A Uncanny costuma distinguir-se entre outras revistas de ficção especulativa, por possuir histórias diferentes. Nem sempre estou na disposição do tipo de ficção que oferece, mas resolvi-me a ler este número por conter uma história premiada de T. Kinfisher (Metal Like Blood in the Dark). É, efectivamente, um conto brutal que vale a pena procurar.

Mas a revista tem outras histórias. Algumas boas, algumas esquecíveis. Tem também uma parte de não ficção e uma parte de poesia temática que não é tanto o que pretendo ler. Vou destacar apenas o que me agradou (para além da história de Kingfisher que teve direito a uma entrada específica no blogue).

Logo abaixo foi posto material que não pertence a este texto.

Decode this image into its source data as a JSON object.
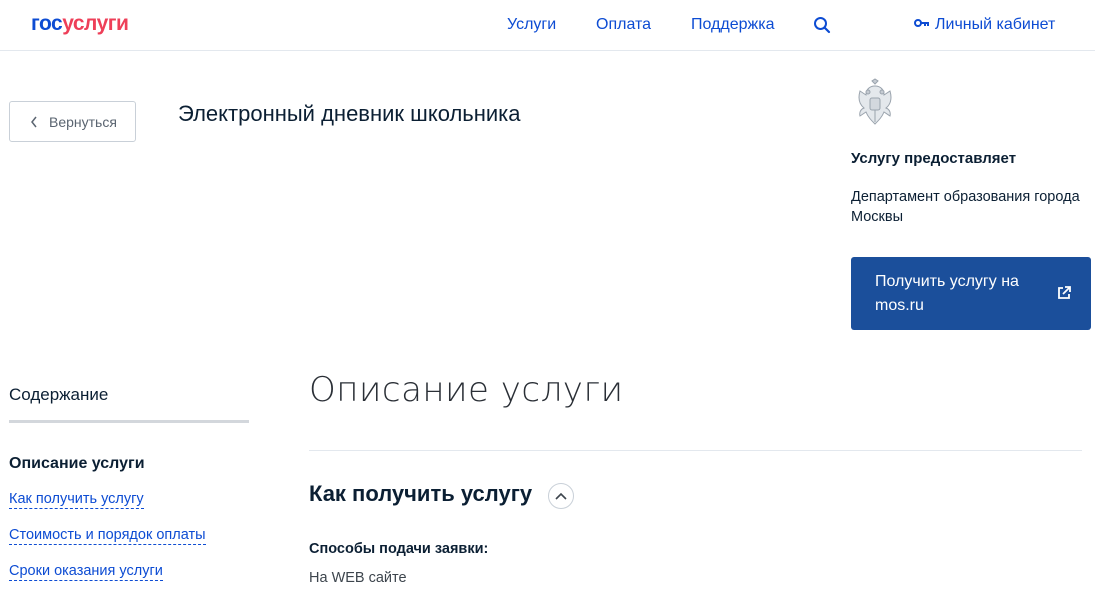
{
  "header": {
    "logo_part1": "гос",
    "logo_part2": "услуги",
    "nav": [
      "Услуги",
      "Оплата",
      "Поддержка"
    ],
    "cabinet_label": "Личный кабинет",
    "search_icon": "search-icon",
    "cabinet_icon": "key-icon"
  },
  "back_button": {
    "label": "Вернуться",
    "icon": "chevron-left-icon"
  },
  "page_title": "Электронный дневник школьника",
  "provider": {
    "emblem": "coat-of-arms-icon",
    "heading": "Услугу предоставляет",
    "name": "Департамент образования города Москвы",
    "button_label": "Получить услугу на mos.ru",
    "button_icon": "external-link-icon"
  },
  "sidebar": {
    "title": "Содержание",
    "active_item": "Описание услуги",
    "links": [
      "Как получить услугу",
      "Стоимость и порядок оплаты",
      "Сроки оказания услуги"
    ]
  },
  "main": {
    "section_title": "Описание услуги",
    "subsection_title": "Как получить услугу",
    "collapse_icon": "chevron-up-icon",
    "methods_label": "Способы подачи заявки:",
    "methods": [
      "На WEB сайте"
    ]
  },
  "colors": {
    "link_blue": "#0d4cd3",
    "logo_red": "#ee3f58",
    "button_bg": "#1b4f9b",
    "text_dark": "#0b1f33"
  }
}
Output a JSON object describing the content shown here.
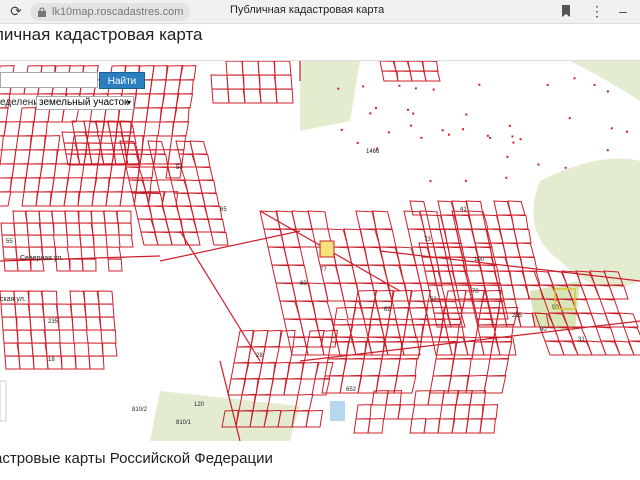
{
  "browser": {
    "url": "lk10map.roscadastres.com",
    "tab_title": "Публичная кадастровая карта"
  },
  "page": {
    "title": "личная кадастровая карта",
    "footer": "астровые карты Российской Федерации"
  },
  "search": {
    "button_label": "Найти",
    "filter_label": "еделение",
    "filter_value": "земельный участок"
  },
  "map_labels": [
    "1466",
    "225",
    "810/2",
    "810/1",
    "Северная ул.",
    "ская ул.",
    "235",
    "55",
    "65",
    "120",
    "28",
    "73",
    "80",
    "90",
    "60",
    "100",
    "31",
    "41",
    "56",
    "70",
    "652",
    "52",
    "18",
    "77",
    "62"
  ],
  "colors": {
    "parcel_line": "#cc1f2a",
    "green_area": "#dde8c5",
    "search_button": "#2a7fc0",
    "water": "#b7d7ef"
  }
}
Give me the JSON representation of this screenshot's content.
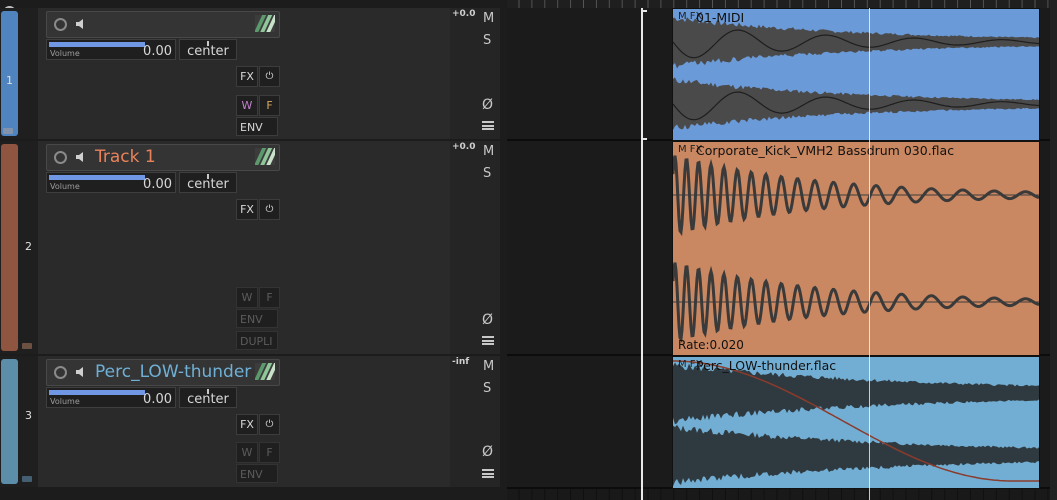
{
  "top": {
    "collapse_icon": "chevron-down-icon"
  },
  "tracks": [
    {
      "number": "1",
      "name": "",
      "name_color": "#d0d0d0",
      "color": "#4f84be",
      "volume_label": "Volume",
      "volume_value": "0.00",
      "volume_fraction": 0.75,
      "pan_value": "center",
      "fx_label": "FX",
      "power_glyph": "⏻",
      "w_label": "W",
      "f_label": "F",
      "env_label": "ENV",
      "dupli_label": "",
      "w_active": true,
      "peak": "+0.0",
      "mute": "M",
      "solo": "S",
      "phase": "Ø"
    },
    {
      "number": "2",
      "name": "Track 1",
      "name_color": "#e9825b",
      "color": "#8f5540",
      "volume_label": "Volume",
      "volume_value": "0.00",
      "volume_fraction": 0.75,
      "pan_value": "center",
      "fx_label": "FX",
      "power_glyph": "⏻",
      "w_label": "W",
      "f_label": "F",
      "env_label": "ENV",
      "dupli_label": "DUPLI",
      "w_active": false,
      "peak": "+0.0",
      "mute": "M",
      "solo": "S",
      "phase": "Ø"
    },
    {
      "number": "3",
      "name": "Perc_LOW-thunder",
      "name_color": "#6fb0d6",
      "color": "#5d8ea9",
      "volume_label": "Volume",
      "volume_value": "0.00",
      "volume_fraction": 0.75,
      "pan_value": "center",
      "fx_label": "FX",
      "power_glyph": "⏻",
      "w_label": "W",
      "f_label": "F",
      "env_label": "ENV",
      "dupli_label": "",
      "w_active": false,
      "peak": "-inf",
      "mute": "M",
      "solo": "S",
      "phase": "Ø"
    }
  ],
  "items": [
    {
      "label": "01-MIDI",
      "icons": "M FX",
      "color": "#6b9ad8",
      "wave_color": "#4a4a4a",
      "rate": ""
    },
    {
      "label": "Corporate_Kick_VMH2 Bassdrum 030.flac",
      "icons": "M FX",
      "color": "#c98862",
      "wave_color": "#3a3a3a",
      "rate": "Rate:0.020"
    },
    {
      "label": "Perc_LOW-thunder.flac",
      "icons": "M FX",
      "color": "#72aed3",
      "wave_color": "#2f3a40",
      "rate": "",
      "envelope_color": "#8a3b2b"
    }
  ]
}
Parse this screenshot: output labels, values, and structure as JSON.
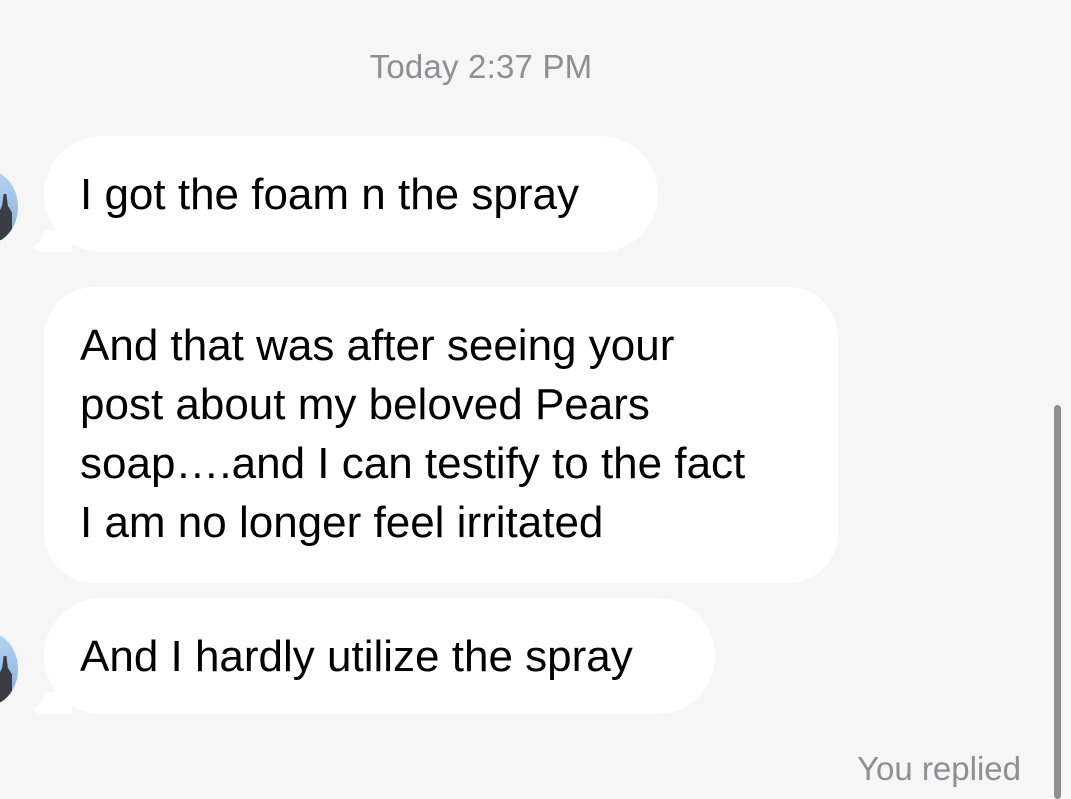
{
  "chat": {
    "timestamp": "Today 2:37 PM",
    "messages": [
      {
        "text": "I got the foam n the spray"
      },
      {
        "lines": [
          "And that was after seeing your",
          "post about my beloved Pears",
          "soap….and I can testify to the fact",
          "I am no longer feel irritated"
        ]
      },
      {
        "text": "And I hardly utilize the spray"
      }
    ],
    "status": "You replied"
  },
  "colors": {
    "background": "#f6f6f6",
    "bubble": "#ffffff",
    "meta_text": "#8e8e93"
  },
  "icons": {
    "avatar": "contact-avatar-icon"
  }
}
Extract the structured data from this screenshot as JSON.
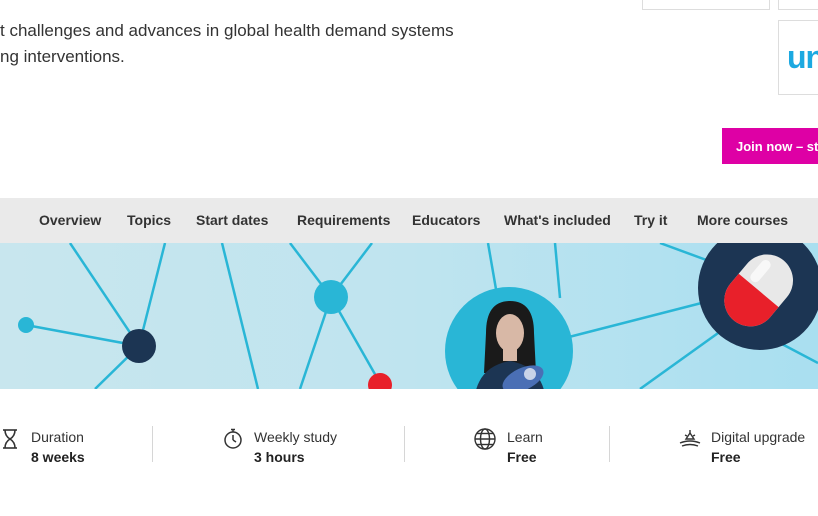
{
  "intro": {
    "text": "t challenges and advances in global health demand systems\nng interventions."
  },
  "partner": {
    "logo_text": "un"
  },
  "cta": {
    "join_label": "Join now – st"
  },
  "nav": {
    "items": [
      {
        "label": "Overview"
      },
      {
        "label": "Topics"
      },
      {
        "label": "Start dates"
      },
      {
        "label": "Requirements"
      },
      {
        "label": "Educators"
      },
      {
        "label": "What's included"
      },
      {
        "label": "Try it"
      },
      {
        "label": "More courses"
      }
    ]
  },
  "banner": {
    "icons": [
      "network-illustration",
      "mother-baby-icon",
      "pill-capsule-icon"
    ],
    "colors": {
      "background": "#b8e2ee",
      "line": "#29b6d6",
      "node_dark": "#1c3553",
      "node_light": "#29b6d6",
      "node_red": "#e8202a"
    }
  },
  "facts": [
    {
      "icon": "hourglass-icon",
      "label": "Duration",
      "value": "8 weeks"
    },
    {
      "icon": "stopwatch-icon",
      "label": "Weekly study",
      "value": "3 hours"
    },
    {
      "icon": "globe-icon",
      "label": "Learn",
      "value": "Free"
    },
    {
      "icon": "digital-upgrade-icon",
      "label": "Digital upgrade",
      "value": "Free"
    }
  ],
  "colors": {
    "accent": "#de00a5",
    "brand_blue": "#1ca9e1",
    "nav_bg": "#eaeaea"
  }
}
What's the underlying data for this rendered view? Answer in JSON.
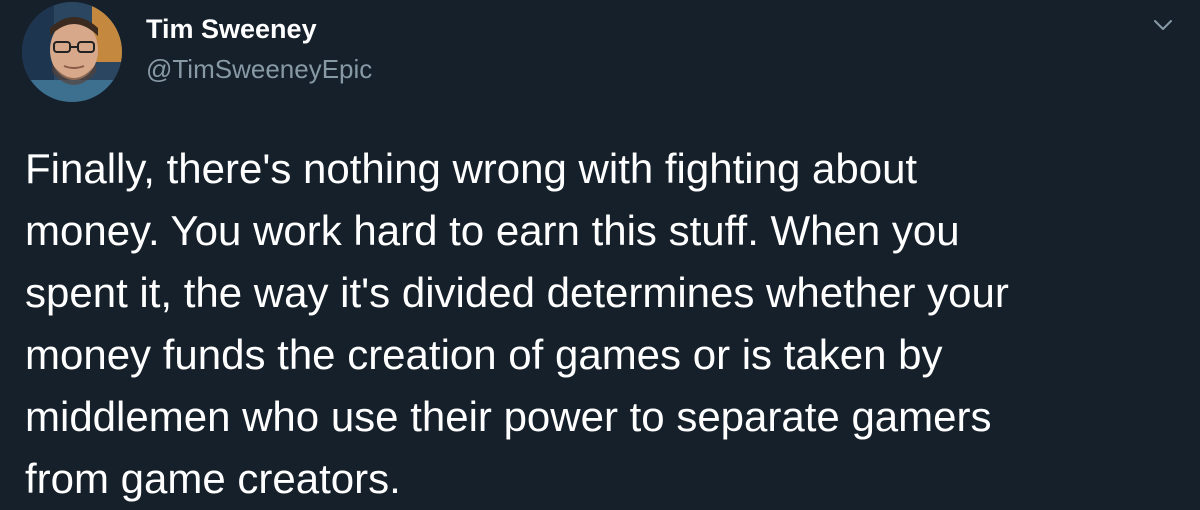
{
  "tweet": {
    "author": {
      "name": "Tim Sweeney",
      "handle": "@TimSweeneyEpic"
    },
    "menu_icon": "chevron-down-icon",
    "text_lines": [
      "Finally, there's nothing wrong with fighting about",
      "money. You work hard to earn this stuff. When you",
      "spent it, the way it's divided determines whether your",
      "money funds the creation of games or is taken by",
      "middlemen who use their power to separate gamers",
      "from game creators."
    ]
  },
  "colors": {
    "background": "#15202b",
    "text": "#ffffff",
    "secondary_text": "#8899a6"
  }
}
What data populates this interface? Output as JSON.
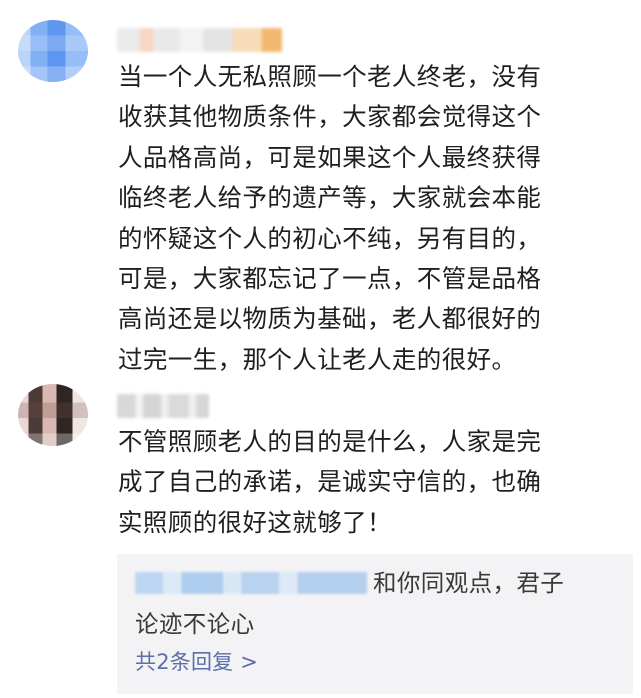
{
  "comments": [
    {
      "username": "",
      "text": "当一个人无私照顾一个老人终老，没有\n收获其他物质条件，大家都会觉得这个\n人品格高尚，可是如果这个人最终获得\n临终老人给予的遗产等，大家就会本能\n的怀疑这个人的初心不纯，另有目的，\n可是，大家都忘记了一点，不管是品格\n高尚还是以物质为基础，老人都很好的\n过完一生，那个人让老人走的很好。"
    },
    {
      "username": "",
      "text": "不管照顾老人的目的是什么，人家是完\n成了自己的承诺，是诚实守信的，也确\n实照顾的很好这就够了！",
      "reply": {
        "text": "和你同观点，君子\n论迹不论心",
        "more": "共2条回复 >"
      }
    }
  ]
}
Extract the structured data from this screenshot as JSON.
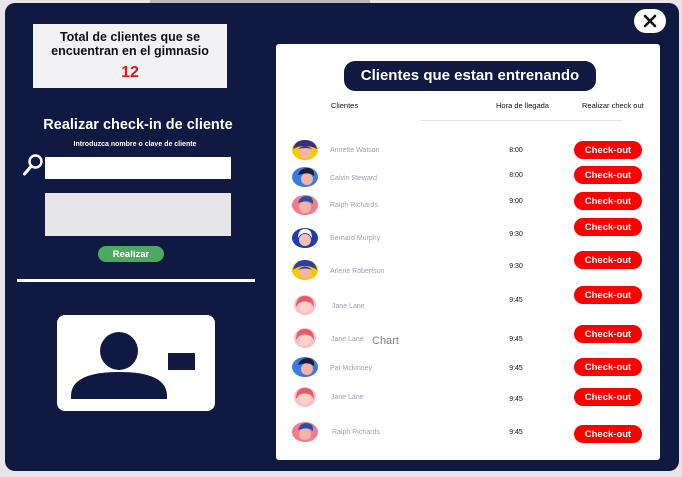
{
  "window": {
    "close_icon": "close-x-icon"
  },
  "summary": {
    "title": "Total de clientes que se encuentran en  el gimnasio",
    "count": "12"
  },
  "checkin": {
    "title": "Realizar check-in de cliente",
    "hint": "Introduzca nombre o clave de cliente",
    "search_placeholder": "",
    "search_icon": "search-icon",
    "button_label": "Realizar"
  },
  "panel": {
    "title": "Clientes que estan entrenando",
    "columns": [
      "Clientes",
      "Hora de llegada",
      "Realizar check out"
    ],
    "chart_label": "Chart",
    "checkout_label": "Check-out",
    "rows": [
      {
        "name": "Annette Watson",
        "time": "8:00",
        "avatar": "female-avatar-yellow-icon"
      },
      {
        "name": "Calvin Steward",
        "time": "8:00",
        "avatar": "male-avatar-blue-icon"
      },
      {
        "name": "Ralph Richards",
        "time": "9:00",
        "avatar": "male-avatar-pink-icon"
      },
      {
        "name": "Bernard Murphy",
        "time": "9:30",
        "avatar": "male-avatar-white-hair-icon"
      },
      {
        "name": "Arlene Robertson",
        "time": "9:30",
        "avatar": "female-avatar-yellow-icon"
      },
      {
        "name": "Jane Lane",
        "time": "9:45",
        "avatar": "female-avatar-pink-icon"
      },
      {
        "name": "Jane Lane",
        "time": "9:45",
        "avatar": "female-avatar-pink-icon"
      },
      {
        "name": "Pat Mckinney",
        "time": "9:45",
        "avatar": "male-avatar-blue-icon"
      },
      {
        "name": "Jane Lane",
        "time": "9:45",
        "avatar": "female-avatar-pink-icon"
      },
      {
        "name": "Ralph Richards",
        "time": "9:45",
        "avatar": "male-avatar-pink-icon"
      }
    ]
  },
  "colors": {
    "navy": "#0f1941",
    "checkout_red": "#ff0000",
    "count_red": "#e8141c",
    "button_green": "#4caa5e"
  }
}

Anchorage de Samantha Mills é uma história agradável que se centra numa entidade artificial que reage de forma peculiar afastando-se da sua programação. A história decorre numa nave espacial onde há um viajante a mais – um viajante que é apenas percepcionado pela entidade. A história tem alguns elementos engraçados na percepção de um futuro onde explora a relação com a música e a literatura, mas poderia ser mais desenvolvido.

Laws of Impermanence de Kenneth Schneyer apresenta uma premissa bastante interessante que, a meu ver, é mal aproveitada. E se os textos se degenerassem com o passar do tempo? Na realidade criada por Kenneth, tal como o DNA pode alterar-se, também os textos se alteram, numa taxa fixa, conhecida e estuada. O texto continuará a fazer sentido, sendo difícil identificar as palavras que foram alteradas, mas com o passar dos anos o texto pode estar tão alterado que deixa de ser a mesma história. Como evitar esta degeneração? Lendo o texto rotineiramente.

A premissa é curiosa e interessante, mas o autor aproveita-a para construir uma história em torno de um testamento que por engano, não foi visualizado na frequência necessária. O seu conteúdo é, portanto, contestável.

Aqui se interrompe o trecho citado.